Speaker : Andrea Araldo
Télécom Paris Sud
Date: 21/10/2020
Time: 2:00 pm - 3:00 pm

Abstract

Edge Computing (EC) is a network paradigm in which computational resources, e.g., CPU, memory, are distributed in the access networks, close to the final users. Network elements at the edge, e.g., base stations, road side units, access points, become intelligent and can be used by multiple third party Service Providers (SPs) to run (a part of) their application at the edge. Such applications can be heterogeneous, ranging from video-streaming to augmented reality, to services needed to autonomous driving.

In order to enable this, the Network Operator (NO), owning the physical infrastructure, needs to virtualize edge resources and allocate them to the SPs, which represent the tenants.

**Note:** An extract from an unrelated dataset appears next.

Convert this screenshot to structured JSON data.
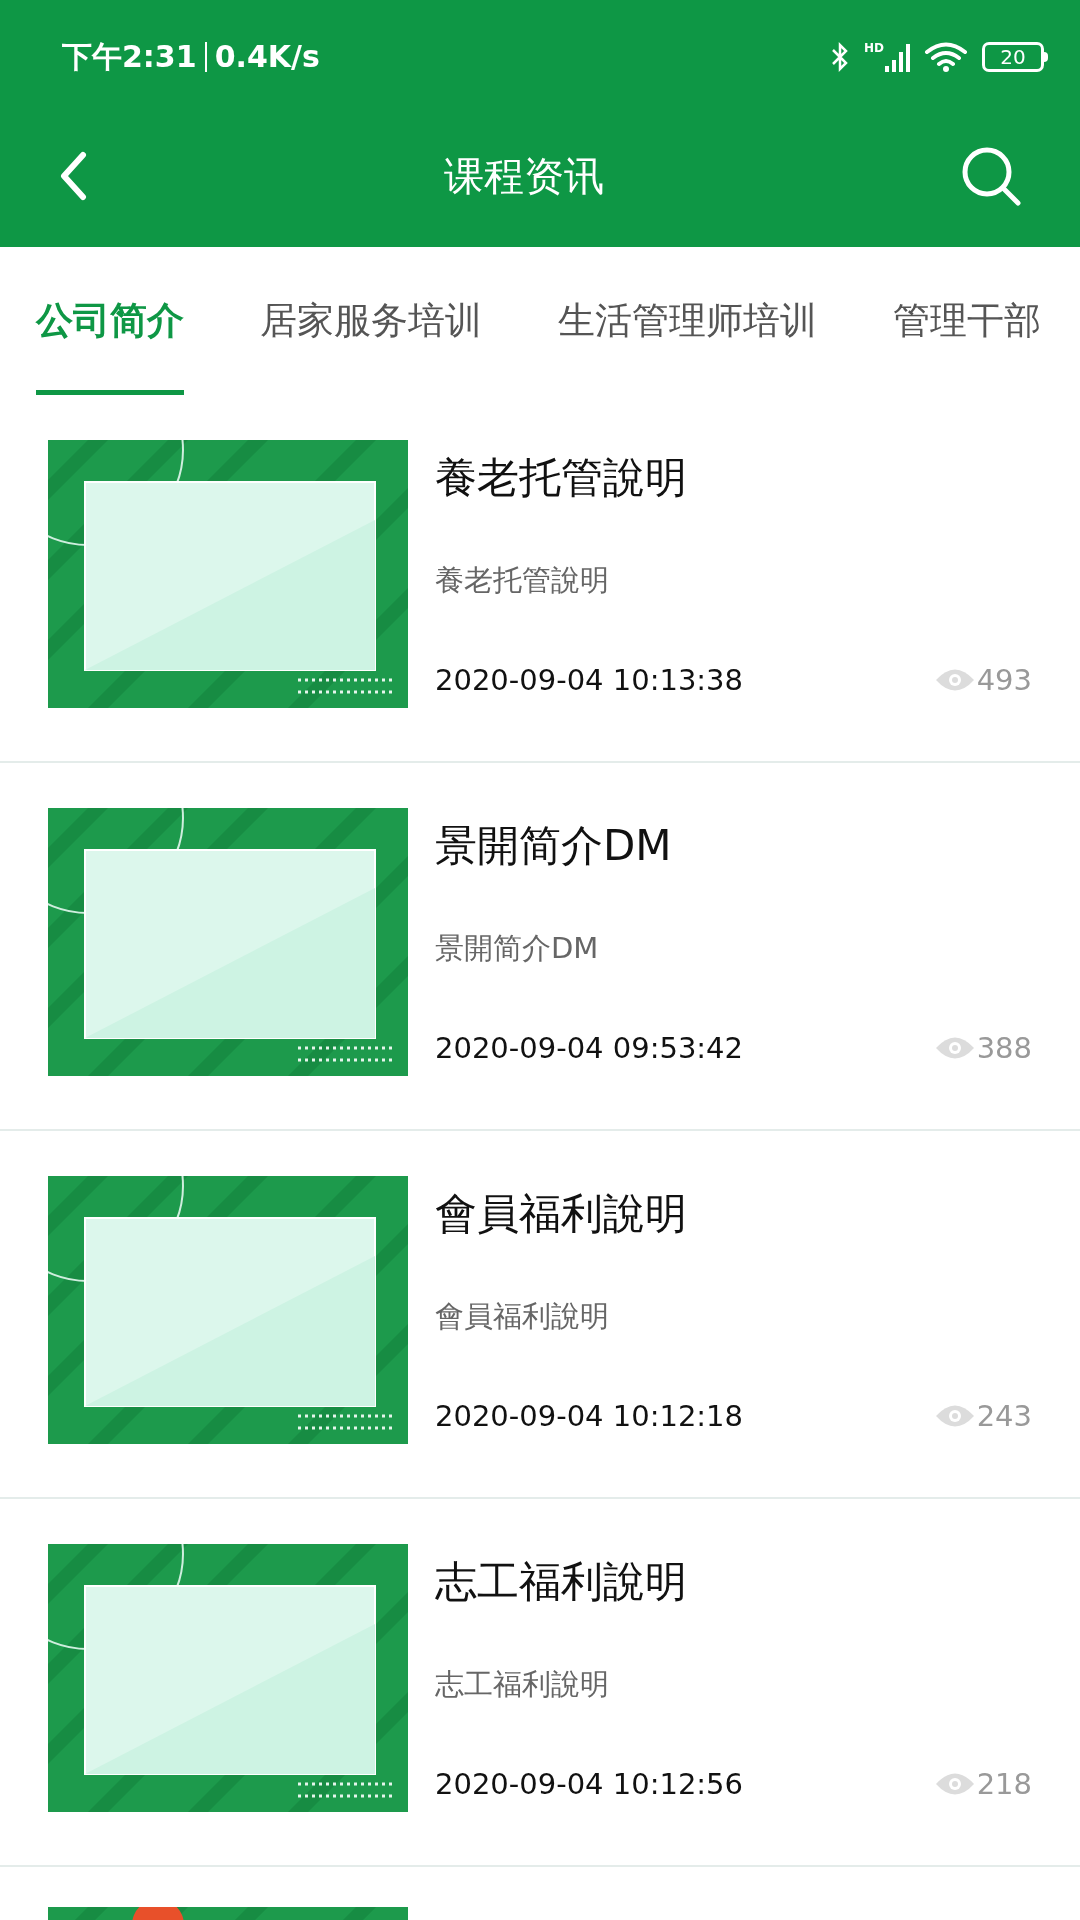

Unlike Cloud Computing, EC resources are scarce and contention arises between SPs. Therefore, the NO needs to carefully allocate virtual resources among them, in order to increase its utility, e.g., reduction in bandwidth consumption, user QoE. Such allocation is challenging, since SPs must be kept isolated, i.e., data and computation of each SP must be inaccessible to other SPs and to the NO. In other words, SPs are black boxes for the NO, which still must be able to properly allocate resources among them.

A. Araldo will present some solutions to the problem of Multi-Tenant Resource Allocation in EC, described above, based on two approaches: explicit information exchange between SPs and NO or data-driven allocation algorithms, as reinforcement learning and stochastic perturbation.

Finally, A. Araldo will present some preliminary results related to the performance of large scale augmented reality applications implemented via a distributed system of Edge AI boards, which are small and cheap embedded devices equipped with GPU, able to run deep neural networks.